I stayed at Cotter Bay late to do a short day hike. The Tetons are the most spectacular mountains I have ever seen. The views are incredible.
I cooked dinner at my campsite this evening and actually have someone to share it with. Stefania from Mexico just rode in and is setting up camp next to me as it starts to rain. This evening I also met Joy, a WS host from Michigan who is working at Yellowstone this summer together with her husband.
Saturday, August 7, 2021 -- 20,126 km cum - 87 km/day
It stormed all night at Grant Village and on into the morning. One look at the sky was enough for me to call it a day before the day had even started. I returned to the check-in booth and paid for another night at Grant Village. (Stefania, who has a deadline to get back to medical school, rode out in the rain in the late morning.) In the afternoon I went on a short day hike with Joy and her husband, after which they had me over for dinner.

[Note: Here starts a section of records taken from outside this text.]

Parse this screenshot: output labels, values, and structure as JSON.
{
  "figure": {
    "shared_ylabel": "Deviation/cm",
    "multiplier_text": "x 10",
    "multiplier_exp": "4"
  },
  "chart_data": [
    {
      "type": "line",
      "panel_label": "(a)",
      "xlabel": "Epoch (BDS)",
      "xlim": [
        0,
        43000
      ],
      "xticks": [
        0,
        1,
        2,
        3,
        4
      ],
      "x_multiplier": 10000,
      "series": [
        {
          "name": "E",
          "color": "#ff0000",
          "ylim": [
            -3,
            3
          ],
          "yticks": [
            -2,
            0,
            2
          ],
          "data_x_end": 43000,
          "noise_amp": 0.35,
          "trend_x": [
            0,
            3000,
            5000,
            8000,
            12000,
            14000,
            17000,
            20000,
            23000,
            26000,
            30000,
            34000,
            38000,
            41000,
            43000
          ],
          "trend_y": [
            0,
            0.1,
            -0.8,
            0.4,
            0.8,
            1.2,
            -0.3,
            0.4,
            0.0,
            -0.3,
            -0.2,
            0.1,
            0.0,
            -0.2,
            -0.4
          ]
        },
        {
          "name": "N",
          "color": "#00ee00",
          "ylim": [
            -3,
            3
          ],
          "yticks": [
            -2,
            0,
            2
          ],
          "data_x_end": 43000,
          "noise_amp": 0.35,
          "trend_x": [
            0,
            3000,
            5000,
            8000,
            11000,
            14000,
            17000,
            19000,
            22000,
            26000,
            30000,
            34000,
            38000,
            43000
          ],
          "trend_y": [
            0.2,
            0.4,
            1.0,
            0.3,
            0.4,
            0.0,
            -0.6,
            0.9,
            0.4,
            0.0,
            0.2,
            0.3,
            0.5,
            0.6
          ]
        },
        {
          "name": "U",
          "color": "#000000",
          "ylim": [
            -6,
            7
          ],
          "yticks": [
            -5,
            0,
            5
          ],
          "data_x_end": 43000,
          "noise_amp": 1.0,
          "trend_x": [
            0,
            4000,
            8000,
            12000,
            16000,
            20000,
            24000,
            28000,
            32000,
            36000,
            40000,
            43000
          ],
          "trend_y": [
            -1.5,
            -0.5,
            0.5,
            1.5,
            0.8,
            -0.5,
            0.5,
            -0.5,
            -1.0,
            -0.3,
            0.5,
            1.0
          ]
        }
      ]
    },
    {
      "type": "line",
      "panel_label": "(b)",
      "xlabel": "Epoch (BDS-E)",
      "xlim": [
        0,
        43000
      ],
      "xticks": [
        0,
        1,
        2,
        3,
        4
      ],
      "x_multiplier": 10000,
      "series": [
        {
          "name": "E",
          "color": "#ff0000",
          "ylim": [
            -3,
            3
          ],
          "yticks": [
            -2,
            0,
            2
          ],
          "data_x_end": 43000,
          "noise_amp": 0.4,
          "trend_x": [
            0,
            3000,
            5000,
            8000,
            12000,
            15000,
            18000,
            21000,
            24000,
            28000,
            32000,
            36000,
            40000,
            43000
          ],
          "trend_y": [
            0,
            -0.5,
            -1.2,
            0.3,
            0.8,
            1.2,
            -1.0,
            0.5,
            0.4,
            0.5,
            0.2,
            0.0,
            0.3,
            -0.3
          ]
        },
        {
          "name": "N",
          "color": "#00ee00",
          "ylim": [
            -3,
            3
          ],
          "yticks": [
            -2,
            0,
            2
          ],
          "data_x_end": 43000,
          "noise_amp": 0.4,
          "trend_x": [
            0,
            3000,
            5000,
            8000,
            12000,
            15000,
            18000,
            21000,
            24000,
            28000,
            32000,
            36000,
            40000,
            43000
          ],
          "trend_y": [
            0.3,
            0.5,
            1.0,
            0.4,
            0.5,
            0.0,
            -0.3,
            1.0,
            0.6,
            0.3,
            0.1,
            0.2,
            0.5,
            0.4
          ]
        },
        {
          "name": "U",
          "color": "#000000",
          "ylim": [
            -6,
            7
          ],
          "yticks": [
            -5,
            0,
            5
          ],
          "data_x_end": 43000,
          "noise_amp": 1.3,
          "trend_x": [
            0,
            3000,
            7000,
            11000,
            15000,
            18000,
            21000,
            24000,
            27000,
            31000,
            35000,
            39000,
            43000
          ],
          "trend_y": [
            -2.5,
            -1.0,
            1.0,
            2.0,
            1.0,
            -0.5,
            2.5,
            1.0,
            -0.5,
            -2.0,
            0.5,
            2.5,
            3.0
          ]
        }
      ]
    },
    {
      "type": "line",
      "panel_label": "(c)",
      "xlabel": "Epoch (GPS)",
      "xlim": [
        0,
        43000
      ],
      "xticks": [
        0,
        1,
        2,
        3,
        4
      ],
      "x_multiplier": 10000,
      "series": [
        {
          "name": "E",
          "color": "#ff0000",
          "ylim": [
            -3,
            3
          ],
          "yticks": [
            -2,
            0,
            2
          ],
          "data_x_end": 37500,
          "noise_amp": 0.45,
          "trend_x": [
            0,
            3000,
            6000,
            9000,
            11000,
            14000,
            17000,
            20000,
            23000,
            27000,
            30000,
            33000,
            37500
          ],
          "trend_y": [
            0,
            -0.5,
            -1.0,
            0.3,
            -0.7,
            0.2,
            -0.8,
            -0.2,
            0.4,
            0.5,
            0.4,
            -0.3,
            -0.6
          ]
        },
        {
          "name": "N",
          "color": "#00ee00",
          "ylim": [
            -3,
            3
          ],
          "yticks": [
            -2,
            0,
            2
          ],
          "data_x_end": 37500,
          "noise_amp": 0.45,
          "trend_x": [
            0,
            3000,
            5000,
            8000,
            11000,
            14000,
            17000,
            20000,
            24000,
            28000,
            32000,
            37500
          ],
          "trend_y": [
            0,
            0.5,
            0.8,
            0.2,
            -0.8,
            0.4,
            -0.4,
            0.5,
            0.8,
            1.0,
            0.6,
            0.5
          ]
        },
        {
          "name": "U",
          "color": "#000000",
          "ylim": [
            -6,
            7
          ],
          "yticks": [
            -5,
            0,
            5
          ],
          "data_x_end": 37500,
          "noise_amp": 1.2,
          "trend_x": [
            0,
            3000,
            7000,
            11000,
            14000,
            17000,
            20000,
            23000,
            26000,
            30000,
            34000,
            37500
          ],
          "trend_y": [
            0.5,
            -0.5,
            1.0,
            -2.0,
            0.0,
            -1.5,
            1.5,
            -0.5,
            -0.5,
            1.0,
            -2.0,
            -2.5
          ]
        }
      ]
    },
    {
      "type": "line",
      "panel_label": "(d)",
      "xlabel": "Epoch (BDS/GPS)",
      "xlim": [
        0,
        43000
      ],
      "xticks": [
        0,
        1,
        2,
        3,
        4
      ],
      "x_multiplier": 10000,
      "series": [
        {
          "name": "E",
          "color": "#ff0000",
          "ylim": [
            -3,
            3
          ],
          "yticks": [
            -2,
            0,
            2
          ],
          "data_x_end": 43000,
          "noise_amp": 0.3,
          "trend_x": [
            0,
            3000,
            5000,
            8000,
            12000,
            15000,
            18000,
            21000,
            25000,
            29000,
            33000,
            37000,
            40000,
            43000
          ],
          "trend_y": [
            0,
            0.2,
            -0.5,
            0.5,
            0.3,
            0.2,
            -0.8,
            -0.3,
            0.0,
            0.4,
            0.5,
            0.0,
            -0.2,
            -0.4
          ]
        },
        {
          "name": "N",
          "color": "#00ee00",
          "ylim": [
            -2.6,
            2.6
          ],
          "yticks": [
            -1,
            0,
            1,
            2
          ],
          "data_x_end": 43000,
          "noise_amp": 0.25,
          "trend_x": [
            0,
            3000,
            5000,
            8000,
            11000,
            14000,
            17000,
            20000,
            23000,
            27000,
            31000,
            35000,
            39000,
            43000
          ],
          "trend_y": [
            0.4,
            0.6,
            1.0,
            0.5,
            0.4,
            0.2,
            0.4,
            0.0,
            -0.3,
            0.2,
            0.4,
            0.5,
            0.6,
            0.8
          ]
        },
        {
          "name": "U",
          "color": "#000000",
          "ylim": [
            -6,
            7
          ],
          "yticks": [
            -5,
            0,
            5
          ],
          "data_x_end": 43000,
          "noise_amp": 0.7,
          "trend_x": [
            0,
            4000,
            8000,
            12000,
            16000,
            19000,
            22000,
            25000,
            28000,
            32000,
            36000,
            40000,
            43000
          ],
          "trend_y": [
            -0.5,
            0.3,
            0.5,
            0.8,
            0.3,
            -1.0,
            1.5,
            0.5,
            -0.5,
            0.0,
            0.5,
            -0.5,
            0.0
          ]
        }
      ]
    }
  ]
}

Today I got a really late start, almost noon. Everything was still soaking wet from yesterday's rains, and it took forever to dry out my tent and gear even with the sun. Despite the late start, the ride was a good one. I got to see Old Faithful and two buffalo in the wild. At the same time, I feel a twinge of sadness. There is so much of Yellowstone to see, and I just experienced a sliver as I rode through. Perhaps one day I should return like Joy and her husband to work as part of the summer staff?
I'm checked in for tonight and tomorrow night at Al's Westward Ho Motel in West Yellowstone. It's a cheap motel at $190/night. For West Yellowstone, that's cheap. Ouch.
I crossed into Montana just outside Yellowstone. For the first time on this trip, I'm in a state I was in last year on the Northern Tier.
Robyn, this page was still open and I've just finished soaking it in. Wow, so wish I had joined you in Lake Louise and finished the ride with you. Not that I'd be capable but all sounds fantastic. Thanks for sharing and thus inspiring!